Published on April 07, 1999

It Should Happen to You
Those of us who are city dwellers live in a community of strangers, free, perhaps, from small-minded mores and the whip hand of gossip, but also free of a sense of responsibility and belonging of one to another. This century's ever-denser urban landscape has drawn more and more of us into lives of concrete anonymity, a subject the cinema, as this century's premier art form, has treated many times, in films as disparate as The Crowd, Metropolis, and Blade Runner.

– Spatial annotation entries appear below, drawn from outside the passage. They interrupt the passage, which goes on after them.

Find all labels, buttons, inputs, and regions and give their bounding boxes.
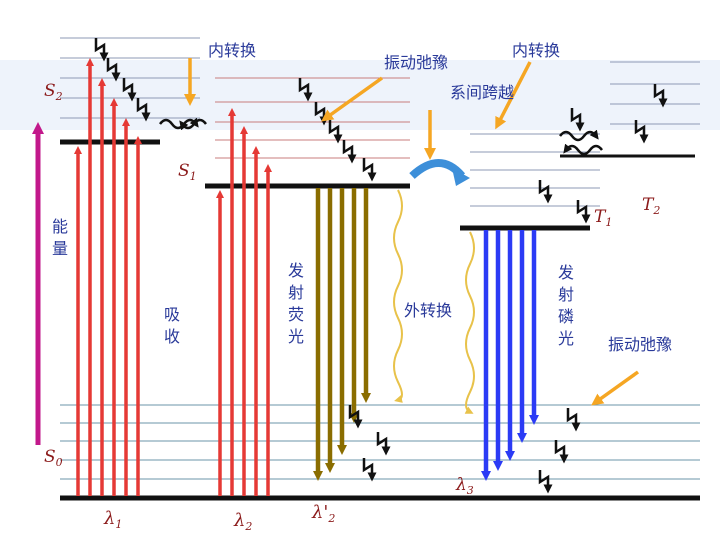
label-phosphorescence-3: 磷 <box>558 307 574 326</box>
label-vibrational-relaxation-2: 振动弛豫 <box>608 335 672 354</box>
label-phosphorescence-2: 射 <box>558 285 574 304</box>
label-lambda2: λ2 <box>233 510 252 533</box>
vibrational-relaxation-zigzags <box>94 38 668 494</box>
wavy-crossing-arrows <box>159 117 603 156</box>
label-phosphorescence-1: 发 <box>558 263 574 282</box>
label-vibrational-relaxation-1: 振动弛豫 <box>384 53 448 72</box>
label-fluorescence-3: 荧 <box>288 305 304 324</box>
label-lambda1: λ1 <box>103 508 122 531</box>
label-internal-conversion-1: 内转换 <box>208 41 256 60</box>
external-conversion-wavy <box>393 189 475 414</box>
label-phosphorescence-4: 光 <box>558 329 574 348</box>
absorption-arrows-lambda2 <box>216 108 272 496</box>
phosphorescence-arrows <box>481 230 539 481</box>
label-external-conversion: 外转换 <box>404 301 452 320</box>
s1-sublevels <box>215 77 410 159</box>
label-absorption-1: 吸 <box>164 305 180 324</box>
label-lambda2-prime: λ'2 <box>311 502 335 525</box>
label-energy-1: 能 <box>52 217 68 236</box>
label-absorption-2: 收 <box>164 327 180 346</box>
absorption-arrows-lambda1 <box>74 58 142 496</box>
label-lambda3: λ3 <box>455 475 474 497</box>
annotation-arrows <box>184 58 640 406</box>
label-fluorescence-4: 光 <box>288 327 304 346</box>
label-t2: T2 <box>642 195 660 217</box>
label-energy-2: 量 <box>52 239 68 258</box>
label-s0: S0 <box>44 447 63 469</box>
label-t1: T1 <box>594 207 612 229</box>
label-intersystem-crossing: 系间跨越 <box>450 83 514 102</box>
label-s1: S1 <box>178 161 197 183</box>
label-fluorescence-1: 发 <box>288 261 304 280</box>
intersystem-crossing-arrowhead <box>452 168 470 186</box>
label-s2: S2 <box>44 81 63 103</box>
label-fluorescence-2: 射 <box>288 283 304 302</box>
fluorescence-arrows <box>313 188 371 481</box>
label-internal-conversion-2: 内转换 <box>512 41 560 60</box>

George Cukor's It Should Happen to You casts a rather more benevolent eye on city life than those films. In New York City, 1954, Judy Holliday and Jack Lemmon share a brownstone apartment building. Holliday, a brilliant comedienne who resembles a softer, plusher Lucille Ball, plays an unemployed girdle model unhappy with her fate as an unknown "one of the crowd." Her innovative way of winning fame without having any talent marks her as a 1990s celebrity born 40 years too soon -- she rents a billboard to publicize her otherwise unknown name. Before long Gladys Glover (Holliday) has won the full attention of the ever-fickle mass media, over the plaintive protests of her filmmaker boyfriend (Lemmon, sweetly sour in his own film debut). Garson Kanin's clever script ringingly endorses private life and domesticity in the last decade when such a refuge from urban loneliness seemed plausible.